Bitcoin is not the only cryptocurrency to rise under these hopes. Ether, the second-largest cryptocurrency by market cap, has jumped 37 per cent since election day. Dogecoin is up 156.2 per cent.
Shares in jail stocks have risen since Mr Trump vowed to follow through with a mass deportation plan that could affect millions of undocumented immigrants.
“We expect the incoming Trump administration to take a much more aggressive approach regarding border security, as well as interior enforcement, and to request additional funding from Congress to achieve these goals,” Geo Group executive chairman George Zoley said during an earnings call last week.
Shares in Geo Group, the largest private prisoner operator in the US, have risen by 67.8 per cent since election day.
Mr Zoley said the incoming administration will bring a “potential sea change” for the industry.
CoreCivic, a company that owns and manages private prisons, has also experienced a recent increase in share price. The company’s stock has risen by 61.12 per cent.
Mr Trump’s return to the White House is also seen as a boon to big banks who could benefit from less regulation and more domestic investment.
Goldman Sachs and Bank of America shares have increased by the highest amount since election day at 14.1 per cent and 10.5 per cent, respectively.

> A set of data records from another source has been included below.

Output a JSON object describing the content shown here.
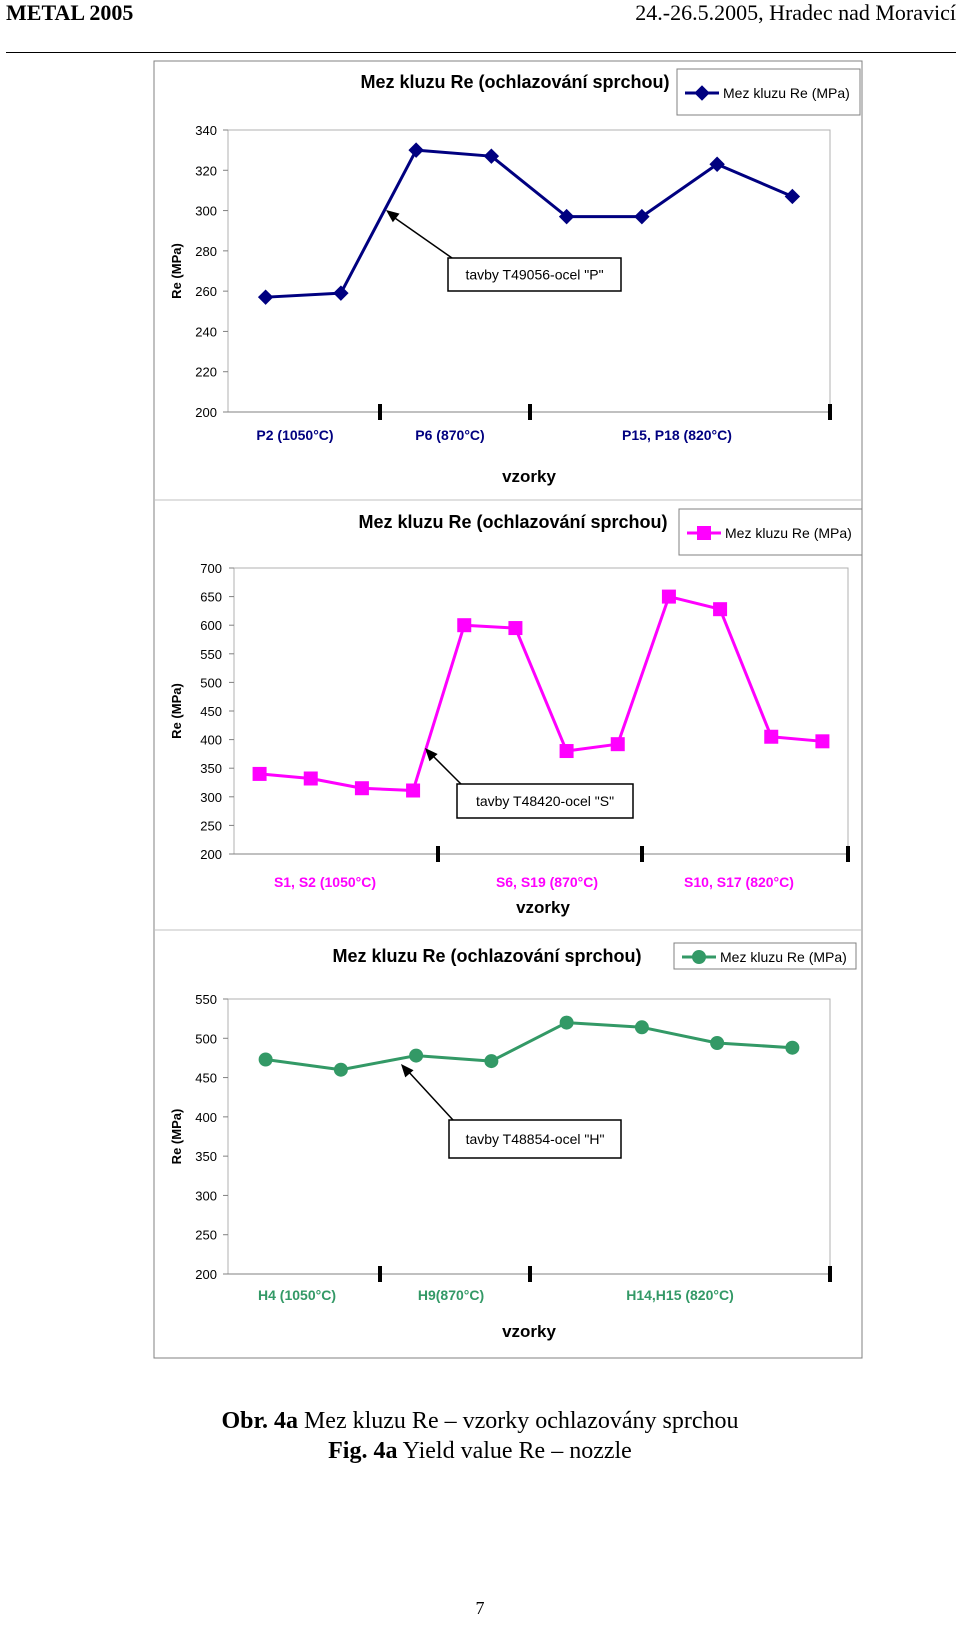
{
  "header": {
    "left": "METAL 2005",
    "right": "24.-26.5.2005, Hradec nad Moravicí"
  },
  "caption": {
    "line1_prefix": "Obr. 4a",
    "line1_text": " Mez kluzu Re – vzorky ochlazovány sprchou",
    "line2_prefix": "Fig. 4a",
    "line2_text": " Yield value Re – nozzle"
  },
  "page_number": "7",
  "chart_data": [
    {
      "type": "line",
      "title": "Mez kluzu Re (ochlazování sprchou)",
      "xlabel": "vzorky",
      "ylabel": "Re (MPa)",
      "ylim": [
        200,
        340
      ],
      "yticks": [
        200,
        220,
        240,
        260,
        280,
        300,
        320,
        340
      ],
      "series": [
        {
          "name": "Mez kluzu Re (MPa)",
          "color": "#000080",
          "marker": "diamond",
          "values": [
            257,
            259,
            330,
            327,
            297,
            297,
            323,
            307
          ]
        }
      ],
      "group_labels": [
        "P2 (1050°C)",
        "P6 (870°C)",
        "P15, P18 (820°C)"
      ],
      "annotation": "tavby T49056-ocel \"P\"",
      "legend": "top-right",
      "grid": false
    },
    {
      "type": "line",
      "title": "Mez kluzu Re (ochlazování sprchou)",
      "xlabel": "vzorky",
      "ylabel": "Re (MPa)",
      "ylim": [
        200,
        700
      ],
      "yticks": [
        200,
        250,
        300,
        350,
        400,
        450,
        500,
        550,
        600,
        650,
        700
      ],
      "series": [
        {
          "name": "Mez kluzu Re (MPa)",
          "color": "#ff00ff",
          "marker": "square",
          "values": [
            340,
            332,
            315,
            311,
            600,
            595,
            380,
            392,
            650,
            628,
            405,
            397
          ]
        }
      ],
      "group_labels": [
        "S1, S2 (1050°C)",
        "S6, S19 (870°C)",
        "S10, S17 (820°C)"
      ],
      "annotation": "tavby T48420-ocel \"S\"",
      "legend": "top-right",
      "grid": false
    },
    {
      "type": "line",
      "title": "Mez kluzu Re (ochlazování sprchou)",
      "xlabel": "vzorky",
      "ylabel": "Re (MPa)",
      "ylim": [
        200,
        550
      ],
      "yticks": [
        200,
        250,
        300,
        350,
        400,
        450,
        500,
        550
      ],
      "series": [
        {
          "name": "Mez kluzu Re (MPa)",
          "color": "#339966",
          "marker": "circle",
          "values": [
            473,
            460,
            478,
            471,
            520,
            514,
            494,
            488
          ]
        }
      ],
      "group_labels": [
        "H4 (1050°C)",
        "H9(870°C)",
        "H14,H15 (820°C)"
      ],
      "annotation": "tavby T48854-ocel \"H\"",
      "legend": "top-right",
      "grid": false
    }
  ]
}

Financial Trade Commissioner chairwoman Lina Khan’s future is seen as being in jeopardy. Ms Khan’s FTC has been aggressive in blocking several mega mergers seen as anti-competitive. Her replacement, as well as other antitrust appointments, could signal less regulation from agencies that would benefit banks and other companies.
The future of the Federal Reserve’s proposed capital requirements – also known as the Basel III Endgame – is also in doubt. The Fed has already drastically lowered the capital the nation’s largest banks would be required to hold after a fierce lobbying effort.
Shares in JP Morgan Chase and Citigroup have risen by 9.8 and 10.5 per cent, respectively.